TEMPO ESCRAVOCRATA
Lá está um homem cavando buraco. Aqui de cima o vejo cansando a pá e a picareta sem dar trégua. Com certeza não está fazendo aquilo porque gosta. Naquelas mãos já estouraram muitas bolhas até ser "encaliçado" na mente que o jeito é continuar consumindo-se naquele trabalho. Não vê alternativas. Seu avô fazia, seu pai também, e ele, suado, continua fazendo valer a tradição familiar. Olha o sol para saber se está perto da hora do descanso. Ao lado, tantos outros seguindo a trajetória da formiguinha operária. Sua olimpíada é conseguir entregar a tarefa antes do anoitecer, mas isso não é problema: por enquanto está dentro da expectativa. Até quando poderá contar com aquele emprego? Mesmo estafante, é de carteira assinada, e isso o livra da polícia.
Quando se toca piano, dizemos que o instrumentista tem vocação para a música, entretanto ninguém diz que nasceu com a vocação para cavar buraco. Não sei se o cavador tem necessidade de ouvir piano, mas sei que o pianista precisa do buraco para construir sua casa. Os dois, unidos por um buraco, caminham paralelamente sem se tocarem.

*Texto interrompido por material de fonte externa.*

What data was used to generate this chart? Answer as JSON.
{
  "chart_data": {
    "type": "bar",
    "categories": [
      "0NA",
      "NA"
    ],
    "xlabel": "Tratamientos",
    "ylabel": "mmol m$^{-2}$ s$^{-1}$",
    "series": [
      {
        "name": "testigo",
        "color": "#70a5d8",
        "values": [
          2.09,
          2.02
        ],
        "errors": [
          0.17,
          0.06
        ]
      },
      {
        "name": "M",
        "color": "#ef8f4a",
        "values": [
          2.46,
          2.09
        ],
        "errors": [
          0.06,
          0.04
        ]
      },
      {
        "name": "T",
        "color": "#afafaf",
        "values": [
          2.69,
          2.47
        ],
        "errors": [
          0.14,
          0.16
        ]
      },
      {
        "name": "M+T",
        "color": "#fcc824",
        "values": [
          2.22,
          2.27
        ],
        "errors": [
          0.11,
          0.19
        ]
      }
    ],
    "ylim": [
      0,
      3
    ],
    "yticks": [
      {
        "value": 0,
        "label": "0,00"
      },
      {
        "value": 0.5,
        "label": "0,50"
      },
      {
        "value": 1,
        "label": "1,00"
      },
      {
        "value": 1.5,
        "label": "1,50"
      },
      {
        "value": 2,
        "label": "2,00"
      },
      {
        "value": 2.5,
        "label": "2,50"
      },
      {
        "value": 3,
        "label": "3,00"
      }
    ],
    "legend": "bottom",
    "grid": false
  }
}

O especialista em buraco é quem mede a produção. Estudou para lidar com a partitura de materiais e serviços. A sinfonia prossegue com sua batuta dizendo onde precisa cavar mais, enterrar mais, nivelar mais.
O cavador obedece sem entender o que o outro lê. Ouviu falar em escola quando precisava levar marmita ao pai. Ficava admirado com as salas sendo rebocadas, com a inauguração discursada pelas autoridades. Achava bonito, mas para que serve mesmo? Não podia entrar de pé no chão. Sandália era artigo de luxo, e só os filhos dos ricos possuíam.
Criou-se na rua jogando bola na frente do cemitério. Naqueles momentos, sem distinção de classes sociais, era ovacionado pelos gols feitos. Só isso. O tempo passou, os outros conseguiram se sentarem nos bancos do grupo escolar, e ele, na rua, levando e trazendo recados. Outrora, menino de recado, hoje, homem de dores na alma: o sofá escorado com tijolos; o filho brincando com um osso tomado do cachorro.
A mulher ainda conseguiu sentar-se na carteira da frente, e é quem lê para ele. As histórias são inventadas enquanto cava buracos. À noite, traz decoradas para serem registradas por ela. Fazem isso depois da louça lavada, mas por pouco tempo: amanhã o sol será de rachar.